The cartoonist and theorist of cartooning Scott McCloud offers us one way of getting at the “problem” of animation. In his landmark (and incredibly accessible) Understanding Comics, McCloud creates a scale of visual images based on how more or less abstract they are:
Another way he puts it: the more “cartoony” a face, the more relatable it is, and he even suggests this is why children are so drawn to “cartoon” faces. So far, so good. The simpler the image, the more relatable and universal. But McCloud takes his scale a step farther to consider the most abstract pictures of all: words.
The point he makes here, I think, has provocative implications for our understanding of animation. As McCloud asserts here, the more cartoony (or abstracted) an image, the greater the levels of perception required to make sense of the image, where the more “realistic” the picture, the easier it is to recognize and the less brainwork is needed. Try it! Which image of a “face” do you recognize more quickly?
But as McCloud also says, the opposite is at work with the pictures we call words. There, the more “abstract” the word (“face”), i.e., the more the word is like a picture, the easier it is to recognize, while the less the verbal description is like a picture (“Thy youth’s proud livery, so gazed on now”), the more analysis is involved.
The overall implication of his scale places cartoon images closer to the condition of words than more representational (“realistic”) pictures. So a cartoon like Inside Out is closer to Shakespeare (the writer of the description of the far right) than a movie like, say, Citizen Kane (Orson Welles 1941). Except, of course, that both Inside Out and Citizen Kane are also full of words (as is Minions, although much of these words are abstractions of words, “nonsense” words like those in Lewis Carroll’s “Jabberwocky,” which themselves demand higher levels of perception to understand them as “word-like”).
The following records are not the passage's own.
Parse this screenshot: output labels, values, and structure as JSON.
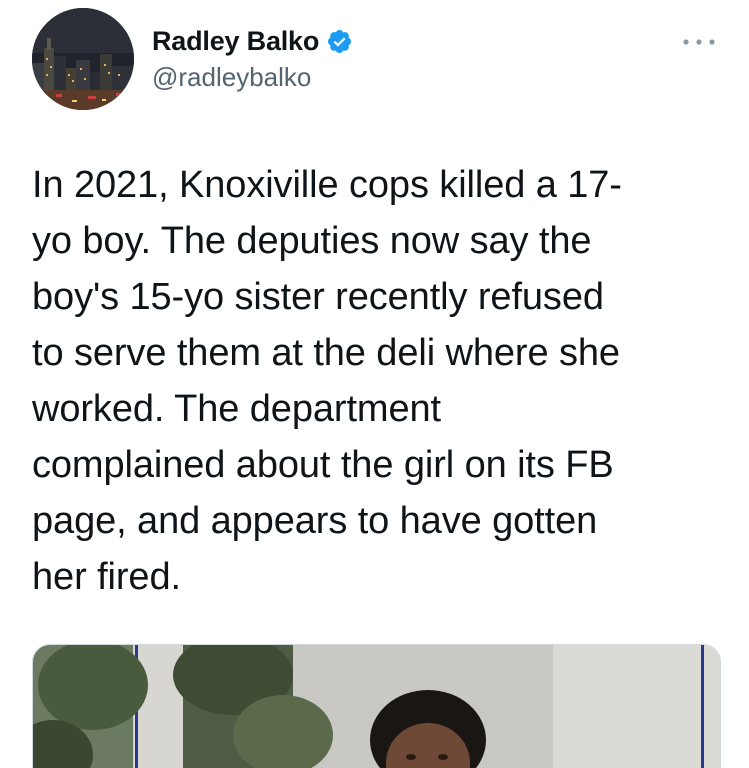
{
  "tweet": {
    "author": {
      "display_name": "Radley Balko",
      "handle": "@radleybalko",
      "verified": true,
      "verified_icon": "verified-badge-icon",
      "avatar_icon": "city-night-skyline-avatar"
    },
    "more_icon": "more-options-icon",
    "text": "In 2021, Knoxiville cops killed a 17-\nyo boy. The deputies now say the\nboy's 15-yo sister recently refused\nto serve them at the deli where she\nworked. The department\ncomplained about the girl on its FB\npage, and appears to have gotten\nher fired.",
    "media_icon": "photo-woman-in-front-of-plant"
  },
  "colors": {
    "text_primary": "#0f1419",
    "text_secondary": "#536471",
    "verified_blue": "#1d9bf0",
    "border": "#cfd9de"
  }
}
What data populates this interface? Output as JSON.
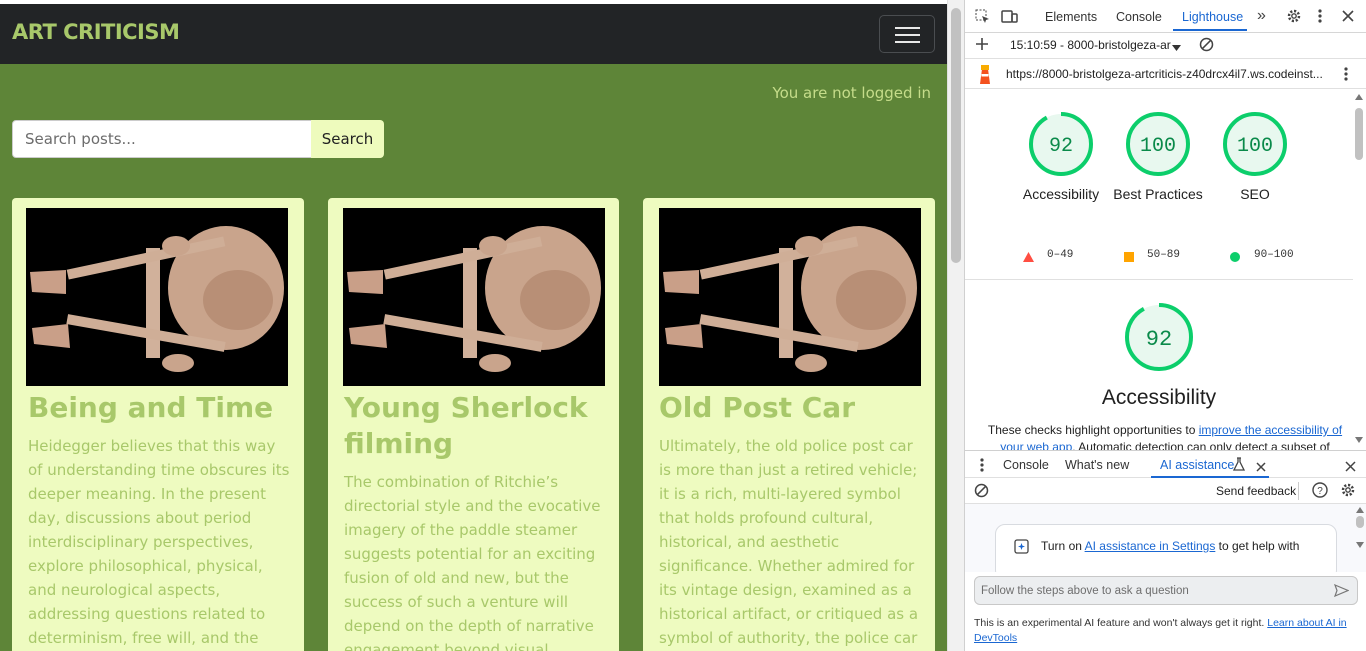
{
  "site": {
    "brand": "ART CRITICISM",
    "login_status": "You are not logged in",
    "search": {
      "placeholder": "Search posts...",
      "button": "Search"
    },
    "posts": [
      {
        "title": "Being and Time",
        "excerpt": "Heidegger believes that this way of understanding time obscures its deeper meaning. In the present day, discussions about period interdisciplinary perspectives, explore philosophical, physical, and neurological aspects, addressing questions related to determinism, free will, and the nature of temporal"
      },
      {
        "title": "Young Sherlock filming",
        "excerpt": "The combination of Ritchie’s directorial style and the evocative imagery of the paddle steamer suggests potential for an exciting fusion of old and new, but the success of such a venture will depend on the depth of narrative engagement beyond visual"
      },
      {
        "title": "Old Post Car",
        "excerpt": "Ultimately, the old police post car is more than just a retired vehicle; it is a rich, multi-layered symbol that holds profound cultural, historical, and aesthetic significance. Whether admired for its vintage design, examined as a historical artifact, or critiqued as a symbol of authority, the police car remains a powerful"
      }
    ]
  },
  "devtools": {
    "tabs": [
      "Elements",
      "Console",
      "Lighthouse"
    ],
    "active_tab": "Lighthouse",
    "overflow_label": "»",
    "report_select": "15:10:59 - 8000-bristolgeza-ar",
    "report_url": "https://8000-bristolgeza-artcriticis-z40drcx4il7.ws.codeinst...",
    "scores": [
      {
        "label": "Accessibility",
        "score": 92
      },
      {
        "label": "Best Practices",
        "score": 100
      },
      {
        "label": "SEO",
        "score": 100
      }
    ],
    "legend": [
      "0–49",
      "50–89",
      "90–100"
    ],
    "accessibility": {
      "score": 92,
      "title": "Accessibility",
      "desc_before": "These checks highlight opportunities to ",
      "desc_link": "improve the accessibility of your web app",
      "desc_after": ". Automatic detection can only detect a subset of"
    },
    "drawer_tabs": [
      "Console",
      "What's new",
      "AI assistance"
    ],
    "drawer_active": "AI assistance",
    "send_feedback": "Send feedback",
    "ai_card": {
      "before": "Turn on ",
      "link": "AI assistance in Settings",
      "after": " to get help with"
    },
    "ai_placeholder": "Follow the steps above to ask a question",
    "disclaimer": {
      "text": "This is an experimental AI feature and won't always get it right. ",
      "link": "Learn about AI in DevTools"
    },
    "colors": {
      "pass": "#0cce6b",
      "average": "#ffa400",
      "fail": "#ff4e42",
      "accent": "#1a67d2"
    }
  }
}
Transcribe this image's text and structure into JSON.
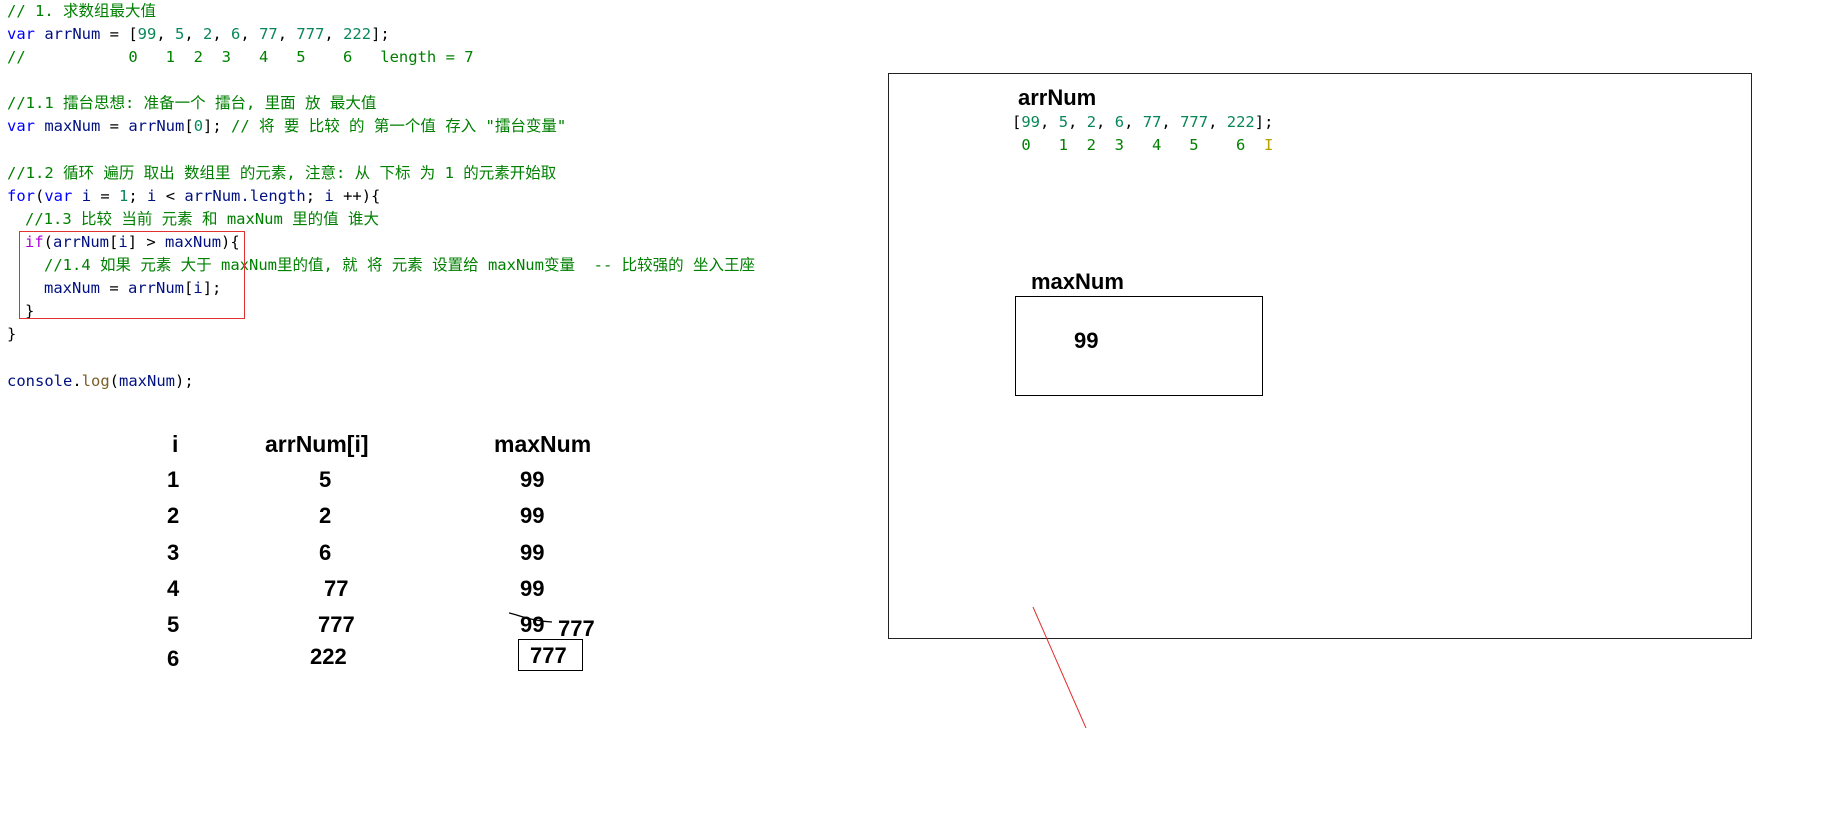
{
  "code": {
    "l01": "// 1. 求数组最大值",
    "l02": {
      "kw": "var",
      "name": "arrNum",
      "eq": " = [",
      "v0": "99",
      "v1": "5",
      "v2": "2",
      "v3": "6",
      "v4": "77",
      "v5": "777",
      "v6": "222",
      "end": "];"
    },
    "l03": "//           0   1  2  3   4   5    6   length = 7",
    "l05": "//1.1 擂台思想: 准备一个 擂台, 里面 放 最大值",
    "l06": {
      "kw": "var",
      "name": "maxNum",
      "eq": " = ",
      "arr": "arrNum",
      "idx": "0",
      "end": "];",
      "comment": "// 将 要 比较 的 第一个值 存入 \"擂台变量\""
    },
    "l08": "//1.2 循环 遍历 取出 数组里 的元素, 注意: 从 下标 为 1 的元素开始取",
    "l09": {
      "for": "for",
      "var": "var",
      "i": "i",
      "one": "1",
      "cond_i": "i",
      "lt": " < ",
      "arr": "arrNum",
      "len": ".length",
      "inc": "i",
      "end": " ++){"
    },
    "l10": "//1.3 比较 当前 元素 和 maxNum 里的值 谁大",
    "l11": {
      "if": "if",
      "arr": "arrNum",
      "i": "i",
      "gt": "] > ",
      "max": "maxNum",
      "end": "){"
    },
    "l12": "//1.4 如果 元素 大于 maxNum里的值, 就 将 元素 设置给 maxNum变量  -- 比较强的 坐入王座",
    "l13": {
      "max": "maxNum",
      "eq": " = ",
      "arr": "arrNum",
      "i": "i",
      "end": "];"
    },
    "l14": "}",
    "l15": "}",
    "l17": {
      "obj": "console",
      "fn": "log",
      "arg": "maxNum",
      "end": ");"
    }
  },
  "trace": {
    "headers": [
      "i",
      "arrNum[i]",
      "maxNum"
    ],
    "rows": [
      [
        "1",
        "5",
        "99"
      ],
      [
        "2",
        "2",
        "99"
      ],
      [
        "3",
        "6",
        "99"
      ],
      [
        "4",
        "77",
        "99"
      ],
      [
        "5",
        "777",
        "99"
      ],
      [
        "6",
        "222",
        "777"
      ]
    ],
    "row5_new_max": "777"
  },
  "panel": {
    "arr_title": "arrNum",
    "arr_values": "[99, 5, 2, 6, 77, 777, 222];",
    "arr_index": " 0   1  2  3   4   5    6  ",
    "arr_index_cursor": "I",
    "max_title": "maxNum",
    "max_value": "99"
  },
  "colors": {
    "comment": "#008000",
    "keyword": "#0000ff",
    "identifier": "#001080",
    "number": "#098658",
    "function": "#795e26",
    "highlight_border": "#e03030",
    "annotation_line": "#e03030"
  }
}
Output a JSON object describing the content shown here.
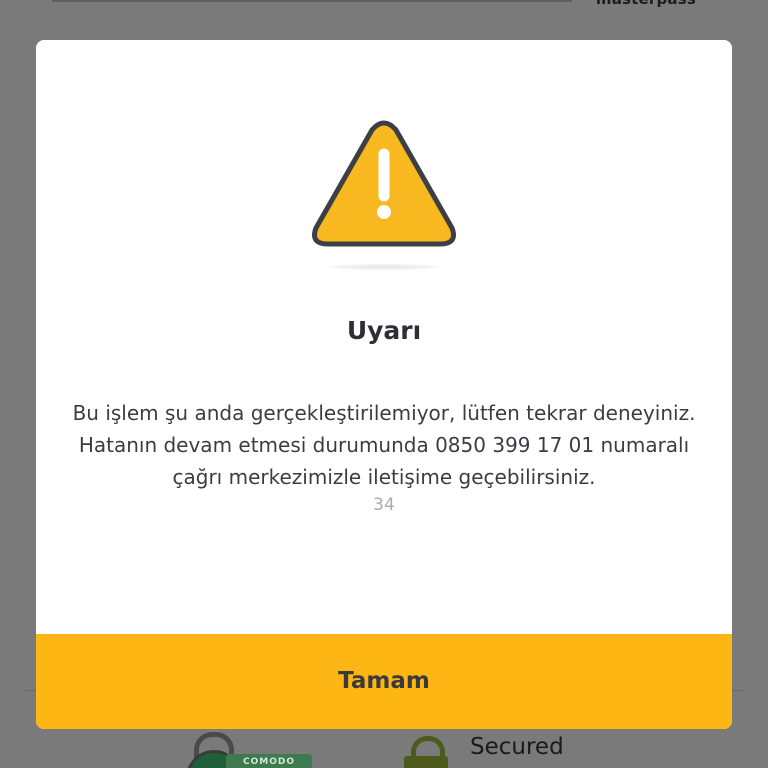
{
  "background": {
    "brand_text": "masterpass",
    "comodo_badge_text": "COMODO",
    "secured_label": "Secured"
  },
  "dialog": {
    "icon": "warning-triangle-icon",
    "title": "Uyarı",
    "message": "Bu işlem şu anda gerçekleştirilemiyor, lütfen tekrar deneyiniz. Hatanın devam etmesi durumunda 0850 399 17 01 numaralı çağrı merkezimizle iletişime geçebilirsiniz.",
    "error_code": "34",
    "ok_button_label": "Tamam"
  },
  "colors": {
    "accent": "#fdb614",
    "warning_fill": "#f8b820",
    "warning_stroke": "#3d3f44",
    "overlay": "#7a7a7a"
  }
}
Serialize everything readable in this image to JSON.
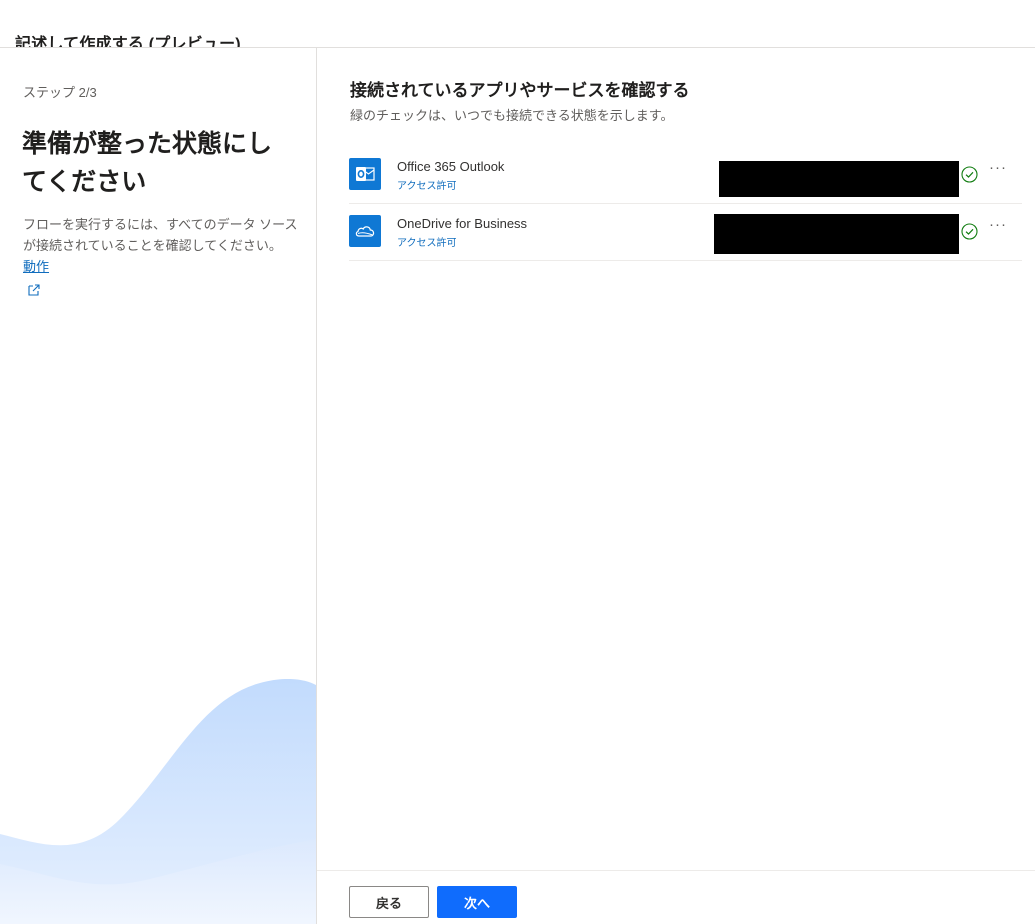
{
  "window": {
    "title": "記述して作成する (プレビュー)"
  },
  "left": {
    "step": "ステップ 2/3",
    "heading": "準備が整った状態にしてください",
    "description": "フローを実行するには、すべてのデータ ソースが接続されていることを確認してください。",
    "link_label": "動作"
  },
  "main": {
    "title": "接続されているアプリやサービスを確認する",
    "subtitle": "緑のチェックは、いつでも接続できる状態を示します。",
    "connections": [
      {
        "name": "Office 365 Outlook",
        "access_label": "アクセス許可",
        "icon": "outlook-icon",
        "status": "connected",
        "more_label": "···"
      },
      {
        "name": "OneDrive for Business",
        "access_label": "アクセス許可",
        "icon": "onedrive-icon",
        "status": "connected",
        "more_label": "···"
      }
    ]
  },
  "footer": {
    "back_label": "戻る",
    "next_label": "次へ"
  },
  "colors": {
    "accent": "#0f6cbd",
    "primary_button": "#0f6cfd",
    "check": "#107c10",
    "redaction": "#000000"
  }
}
So what’s wrong with being a “cartoon” character? As McCloud’s book points out, there’s nothing simple at all about how perception and interpretation work in relation to comics—and by extension movie cartoons. And Inside Out even provides its own case studies in McCloud’s theories, as when the characters (representational figures of abstract ideas) of Joy and Sadness become “abstracted” by Riley’s brain into their component parts, or when the more cartoonish emotions watch a movie of the more representational images of Riley’s memories:
Maybe the problem we have with animation is really the “problem” we have exploring the mystery of all screen experiences, which is really the mystery of what’s going on in our heads. And if you want to gain a better understanding of that, go see Inside Out!